Le choix de cibler l'information locale est particulièrement stratégique. Selon un baromètre Kantar, 67% des Français disent avoir confiance dans la presse locale, bien plus que dans les médias nationaux ou les réseaux sociaux. Les opérateurs de désinformation exploitent ce capital confiance, car un lecteur sera moins méfiant face à un fait divers sur Ardennes Info Live que face à une publication sur X ou Telegram.

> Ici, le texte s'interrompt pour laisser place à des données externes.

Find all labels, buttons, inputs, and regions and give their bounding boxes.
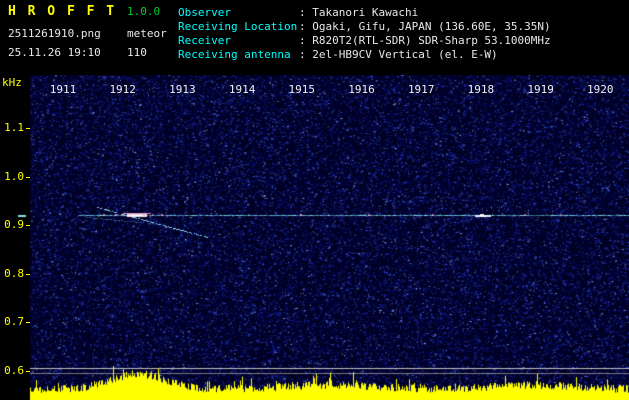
station-info-row: Receiving antenna: 2el-HB9CV Vertical (e… xyxy=(178,48,551,62)
y-tick-mark xyxy=(26,274,30,275)
y-tick-mark xyxy=(26,225,30,226)
info-value: R820T2(RTL-SDR) SDR-Sharp 53.1000MHz xyxy=(312,34,550,47)
x-tick-label: 1920 xyxy=(580,83,620,96)
title-row: H R O F F T 1.0.0 xyxy=(8,4,167,19)
freq-unit-label: kHz xyxy=(2,76,22,89)
header-bar: H R O F F T 1.0.0 2511261910.png meteor … xyxy=(0,0,629,75)
y-tick-label: 1.1 xyxy=(0,121,24,134)
info-colon: : xyxy=(299,20,312,33)
x-tick-label: 1917 xyxy=(401,83,441,96)
info-label: Receiving antenna xyxy=(178,48,299,62)
output-filename: 2511261910.png xyxy=(8,27,127,40)
info-value: Takanori Kawachi xyxy=(312,6,418,19)
y-tick-mark xyxy=(26,128,30,129)
info-value: 2el-HB9CV Vertical (el. E-W) xyxy=(312,48,497,61)
x-tick-label: 1918 xyxy=(461,83,501,96)
mode-label: meteor xyxy=(127,27,167,40)
info-label: Receiving Location xyxy=(178,20,299,34)
x-tick-label: 1916 xyxy=(342,83,382,96)
x-tick-label: 1912 xyxy=(103,83,143,96)
info-colon: : xyxy=(299,6,312,19)
time-row: 25.11.26 19:10 110 xyxy=(8,46,167,59)
y-tick-label: 0.7 xyxy=(0,315,24,328)
x-tick-label: 1919 xyxy=(521,83,561,96)
station-info-row: Receiving Location: Ogaki, Gifu, JAPAN (… xyxy=(178,20,551,34)
y-tick-mark xyxy=(26,371,30,372)
info-colon: : xyxy=(299,48,312,61)
app-version: 1.0.0 xyxy=(127,5,160,18)
station-info-row: Observer: Takanori Kawachi xyxy=(178,6,551,20)
info-value: Ogaki, Gifu, JAPAN (136.60E, 35.35N) xyxy=(312,20,550,33)
hrofft-window: H R O F F T 1.0.0 2511261910.png meteor … xyxy=(0,0,629,400)
header-left: H R O F F T 1.0.0 2511261910.png meteor … xyxy=(8,4,167,59)
x-tick-label: 1915 xyxy=(282,83,322,96)
file-row: 2511261910.png meteor xyxy=(8,27,167,40)
x-tick-label: 1911 xyxy=(43,83,83,96)
y-tick-label: 0.6 xyxy=(0,364,24,377)
info-colon: : xyxy=(299,34,312,47)
info-label: Receiver xyxy=(178,34,299,48)
datetime: 25.11.26 19:10 xyxy=(8,46,127,59)
y-tick-mark xyxy=(26,177,30,178)
x-tick-label: 1913 xyxy=(162,83,202,96)
y-tick-label: 1.0 xyxy=(0,170,24,183)
y-tick-label: 0.9 xyxy=(0,218,24,231)
station-info-row: Receiver: R820T2(RTL-SDR) SDR-Sharp 53.1… xyxy=(178,34,551,48)
x-tick-label: 1914 xyxy=(222,83,262,96)
echo-count: 110 xyxy=(127,46,147,59)
spectrogram-canvas xyxy=(0,75,629,400)
info-label: Observer xyxy=(178,6,299,20)
app-title: H R O F F T xyxy=(8,4,127,19)
station-info: Observer: Takanori KawachiReceiving Loca… xyxy=(178,6,551,62)
y-tick-label: 0.8 xyxy=(0,267,24,280)
y-tick-mark xyxy=(26,322,30,323)
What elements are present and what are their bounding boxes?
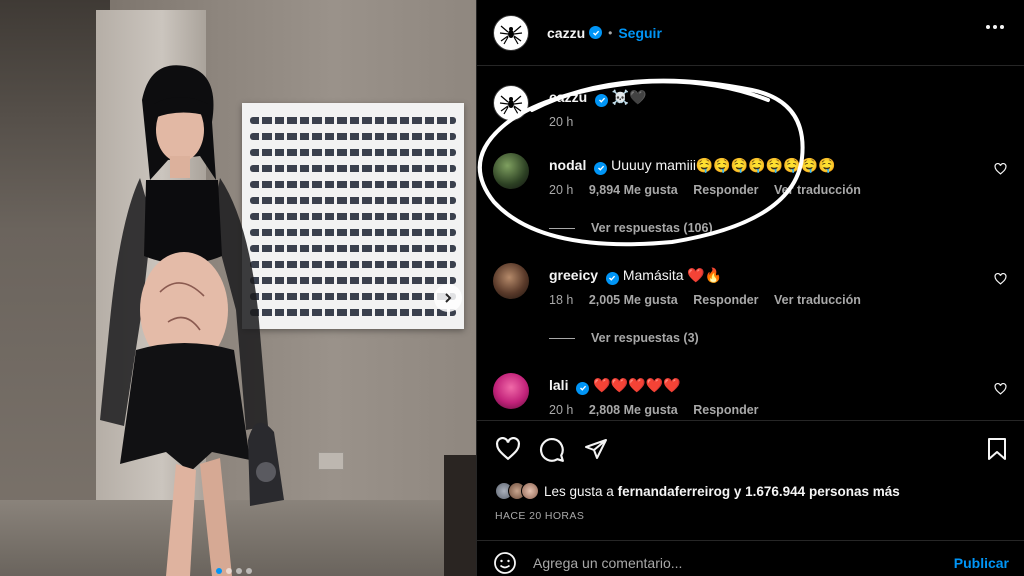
post-action-bar: [477, 420, 1024, 476]
heart-icon[interactable]: [495, 437, 521, 461]
carousel-dot: [236, 568, 242, 574]
comment-likes[interactable]: 2,005 Me gusta: [589, 293, 678, 307]
carousel-dots: [216, 568, 252, 574]
comment-icon[interactable]: [539, 437, 565, 463]
post-comment-button[interactable]: Publicar: [954, 555, 1009, 571]
comment-time: 18 h: [549, 293, 574, 307]
heart-icon[interactable]: [994, 273, 1007, 285]
comment-line: lali ❤️❤️❤️❤️❤️: [549, 377, 680, 395]
carousel-next-button[interactable]: [434, 284, 462, 312]
photo-wall-outlet: [318, 452, 344, 470]
comment-time: 20 h: [549, 183, 574, 197]
translate-button[interactable]: Ver traducción: [774, 183, 861, 197]
translate-button[interactable]: Ver traducción: [774, 293, 861, 307]
carousel-dot: [216, 568, 222, 574]
likes-count[interactable]: y 1.676.944 personas más: [734, 484, 900, 499]
view-replies-label: Ver respuestas (106): [591, 221, 713, 235]
replies-dash: [549, 337, 575, 339]
comment-item: lali ❤️❤️❤️❤️❤️ 20 h 2,808 Me gusta Resp…: [493, 373, 1013, 419]
carousel-dot: [226, 568, 232, 574]
post-time-ago: HACE 20 HORAS: [495, 510, 585, 522]
verified-badge-icon: [594, 161, 608, 175]
caption-text: ☠️🖤: [611, 89, 647, 105]
comment-text: Mamásita ❤️🔥: [622, 267, 723, 283]
comment-composer: Publicar: [477, 540, 1024, 576]
verified-badge-icon: [576, 381, 590, 395]
heart-icon[interactable]: [994, 163, 1007, 175]
view-replies-button[interactable]: Ver respuestas (3): [549, 331, 699, 345]
verified-badge-icon: [595, 93, 609, 107]
post-side-panel: cazzu • Seguir cazzu ☠️🖤 20 h nodal Uuuu…: [476, 0, 1024, 576]
view-replies-button[interactable]: Ver respuestas (106): [549, 221, 713, 235]
verified-badge-icon: [589, 26, 603, 39]
liker-avatar: [521, 482, 539, 500]
comment-meta: 20 h 9,894 Me gusta Responder Ver traduc…: [549, 183, 873, 197]
caption-username[interactable]: cazzu: [549, 89, 587, 105]
view-replies-label: Ver respuestas (3): [591, 331, 699, 345]
caption-meta: 20 h: [549, 115, 585, 129]
more-options-icon[interactable]: [985, 24, 1005, 30]
reply-button[interactable]: Responder: [693, 293, 758, 307]
photo-person-figure: [100, 65, 284, 576]
comment-item: nodal Uuuuy mamiii🤤🤤🤤🤤🤤🤤🤤🤤 20 h 9,894 Me…: [493, 153, 1013, 245]
comment-avatar[interactable]: [493, 373, 529, 409]
comment-item: greeicy Mamásita ❤️🔥 18 h 2,005 Me gusta…: [493, 263, 1013, 355]
comment-meta: 18 h 2,005 Me gusta Responder Ver traduc…: [549, 293, 873, 307]
carousel-dot: [246, 568, 252, 574]
share-icon[interactable]: [583, 437, 609, 461]
header-separator: •: [608, 25, 613, 40]
comment-username[interactable]: nodal: [549, 157, 586, 173]
post-photo[interactable]: [0, 0, 476, 576]
comment-text: ❤️❤️❤️❤️❤️: [593, 377, 681, 393]
spider-logo-icon: [499, 25, 523, 44]
photo-side-table: [444, 455, 476, 576]
likes-summary: Les gusta a fernandaferreirog y 1.676.94…: [495, 482, 900, 500]
comment-likes[interactable]: 2,808 Me gusta: [589, 403, 678, 417]
carousel-next-icon: [445, 293, 452, 303]
comment-line: greeicy Mamásita ❤️🔥: [549, 267, 722, 285]
spider-logo-icon: [499, 95, 523, 115]
caption-line: cazzu ☠️🖤: [549, 89, 647, 107]
comment-likes[interactable]: 9,894 Me gusta: [589, 183, 678, 197]
likes-prefix: Les gusta a: [544, 483, 614, 499]
comment-username[interactable]: greeicy: [549, 267, 598, 283]
author-avatar[interactable]: [493, 14, 529, 51]
emoji-icon[interactable]: [493, 551, 517, 575]
caption-time: 20 h: [549, 115, 574, 129]
author-username[interactable]: cazzu: [547, 25, 585, 41]
replies-dash: [549, 227, 575, 229]
likes-user[interactable]: fernandaferreirog: [618, 484, 731, 499]
comment-avatar[interactable]: [493, 153, 529, 189]
caption-avatar[interactable]: [493, 85, 529, 121]
comment-time: 20 h: [549, 403, 574, 417]
heart-icon[interactable]: [994, 383, 1007, 395]
comments-list[interactable]: cazzu ☠️🖤 20 h nodal Uuuuy mamiii🤤🤤🤤🤤🤤🤤🤤…: [477, 67, 1024, 419]
comment-input[interactable]: [533, 554, 954, 571]
comment-username[interactable]: lali: [549, 377, 568, 393]
liker-avatars: [495, 482, 539, 500]
follow-button[interactable]: Seguir: [618, 25, 662, 41]
comment-text: Uuuuy mamiii🤤🤤🤤🤤🤤🤤🤤🤤: [611, 157, 836, 173]
comment-meta: 20 h 2,808 Me gusta Responder: [549, 403, 771, 417]
reply-button[interactable]: Responder: [693, 183, 758, 197]
comment-line: nodal Uuuuy mamiii🤤🤤🤤🤤🤤🤤🤤🤤: [549, 157, 835, 175]
comment-avatar[interactable]: [493, 263, 529, 299]
post-header: cazzu • Seguir: [477, 0, 1024, 66]
reply-button[interactable]: Responder: [693, 403, 758, 417]
caption: cazzu ☠️🖤 20 h: [493, 85, 1013, 145]
verified-badge-icon: [605, 271, 619, 285]
bookmark-icon[interactable]: [987, 437, 1007, 461]
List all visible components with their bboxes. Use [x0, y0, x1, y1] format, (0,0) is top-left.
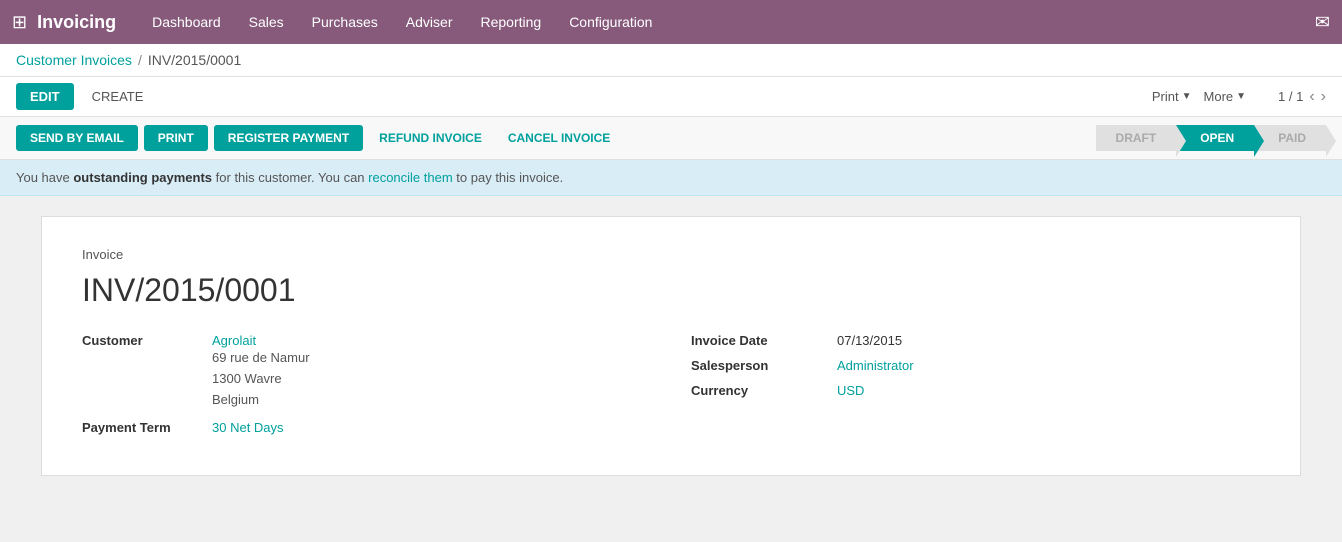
nav-configuration[interactable]: Configuration: [557, 6, 664, 38]
address-line2: 1300 Wavre: [212, 369, 310, 390]
customer-value-block: Agrolait 69 rue de Namur 1300 Wavre Belg…: [212, 333, 310, 410]
status-draft: DRAFT: [1096, 125, 1177, 151]
cancel-invoice-button[interactable]: CANCEL INVOICE: [498, 125, 620, 151]
print-caret-icon: ▼: [1182, 91, 1192, 102]
currency-label: Currency: [691, 383, 821, 398]
pagination-next-button[interactable]: ›: [1321, 88, 1326, 106]
payment-term-field-row: Payment Term 30 Net Days: [82, 420, 651, 435]
payment-term-value[interactable]: 30 Net Days: [212, 420, 284, 435]
invoice-left-section: Customer Agrolait 69 rue de Namur 1300 W…: [82, 333, 651, 445]
action-buttons-bar: SEND BY EMAIL PRINT REGISTER PAYMENT REF…: [0, 117, 1342, 160]
currency-field-row: Currency USD: [691, 383, 1260, 398]
action-bar: EDIT CREATE Print ▼ More ▼ 1 / 1 ‹ ›: [0, 77, 1342, 117]
nav-sales[interactable]: Sales: [237, 6, 296, 38]
customer-address: 69 rue de Namur 1300 Wavre Belgium: [212, 348, 310, 410]
edit-button[interactable]: EDIT: [16, 83, 74, 110]
salesperson-value[interactable]: Administrator: [837, 358, 914, 373]
status-open: OPEN: [1176, 125, 1254, 151]
banner-suffix: to pay this invoice.: [453, 170, 564, 185]
refund-invoice-button[interactable]: REFUND INVOICE: [369, 125, 492, 151]
pagination: 1 / 1 ‹ ›: [1278, 88, 1326, 106]
address-line1: 69 rue de Namur: [212, 348, 310, 369]
invoice-right-section: Invoice Date 07/13/2015 Salesperson Admi…: [691, 333, 1260, 445]
invoice-fields: Customer Agrolait 69 rue de Namur 1300 W…: [82, 333, 1260, 445]
nav-purchases[interactable]: Purchases: [300, 6, 390, 38]
payment-term-label: Payment Term: [82, 420, 212, 435]
print-label: Print: [1152, 89, 1179, 104]
pagination-prev-button[interactable]: ‹: [1309, 88, 1314, 106]
register-payment-button[interactable]: REGISTER PAYMENT: [214, 125, 363, 151]
nav-user-icon[interactable]: ✉: [1315, 12, 1330, 33]
print-button[interactable]: PRINT: [144, 125, 208, 151]
send-by-email-button[interactable]: SEND BY EMAIL: [16, 125, 138, 151]
print-dropdown-button[interactable]: Print ▼: [1152, 89, 1192, 104]
banner-prefix: You have: [16, 170, 73, 185]
customer-label: Customer: [82, 333, 212, 348]
status-pipeline: DRAFT OPEN PAID: [1096, 125, 1326, 151]
breadcrumb: Customer Invoices / INV/2015/0001: [0, 44, 1342, 77]
banner-middle: for this customer. You can: [212, 170, 368, 185]
banner-reconcile-link[interactable]: reconcile them: [368, 170, 453, 185]
invoice-doc-label: Invoice: [82, 247, 1260, 262]
customer-name[interactable]: Agrolait: [212, 333, 310, 348]
invoice-date-value: 07/13/2015: [837, 333, 902, 348]
nav-reporting[interactable]: Reporting: [468, 6, 553, 38]
banner-bold-text: outstanding payments: [73, 170, 212, 185]
app-title: Invoicing: [37, 12, 116, 33]
salesperson-field-row: Salesperson Administrator: [691, 358, 1260, 373]
create-button[interactable]: CREATE: [82, 83, 154, 110]
currency-value[interactable]: USD: [837, 383, 864, 398]
breadcrumb-current: INV/2015/0001: [148, 52, 241, 68]
pagination-text: 1 / 1: [1278, 89, 1303, 104]
invoice-number: INV/2015/0001: [82, 272, 1260, 309]
invoice-document: Invoice INV/2015/0001 Customer Agrolait …: [41, 216, 1301, 476]
invoice-date-field-row: Invoice Date 07/13/2015: [691, 333, 1260, 348]
invoice-date-label: Invoice Date: [691, 333, 821, 348]
app-grid-icon[interactable]: ⊞: [12, 12, 27, 33]
status-paid: PAID: [1254, 125, 1326, 151]
address-line3: Belgium: [212, 390, 310, 411]
breadcrumb-separator: /: [138, 52, 142, 68]
outstanding-payments-banner: You have outstanding payments for this c…: [0, 160, 1342, 196]
salesperson-label: Salesperson: [691, 358, 821, 373]
customer-field-row: Customer Agrolait 69 rue de Namur 1300 W…: [82, 333, 651, 410]
top-navigation: ⊞ Invoicing Dashboard Sales Purchases Ad…: [0, 0, 1342, 44]
more-dropdown-button[interactable]: More ▼: [1204, 89, 1247, 104]
print-dropdown-area: Print ▼ More ▼ 1 / 1 ‹ ›: [1152, 88, 1326, 106]
more-label: More: [1204, 89, 1234, 104]
breadcrumb-parent[interactable]: Customer Invoices: [16, 52, 132, 68]
nav-adviser[interactable]: Adviser: [394, 6, 465, 38]
nav-dashboard[interactable]: Dashboard: [140, 6, 233, 38]
nav-menu: Dashboard Sales Purchases Adviser Report…: [140, 6, 664, 38]
more-caret-icon: ▼: [1236, 91, 1246, 102]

En mélangeant le vrai et le faux, ces réseaux parviennent à éroder lentement le soutien à l'Ukraine et à exacerber les divisions politiques en créant un climat d'insécurité généralisé.

Un autre faux site
Un autre faux site


On en dit quoi ?



L'industrialisation de la propagande via l'IA a de quoi inquiéter. Utiliser la presse locale, souvent le dernier bastion de confiance médiatique pour beaucoup, est une tactique franchement redoutable. Ce qui est notable dans cette affaire, c'est que les groupes qui exposent ces réseaux russes, comme Insikt ou NewsGuard (qui compte d'ex-dirigeants de l'OTAN et de la CIA à son conseil), sont eux-mêmes des acteurs liés à l'influence américaine. On assiste clairement à une guerre de l'information où chaque camp expose les manœuvres de l'autre. Pour le citoyen, coincé au milieu, la seule parade est l'éducation aux médias. Mais c'est un combat vraiment compliqué, face à des armées de sites générés par IA.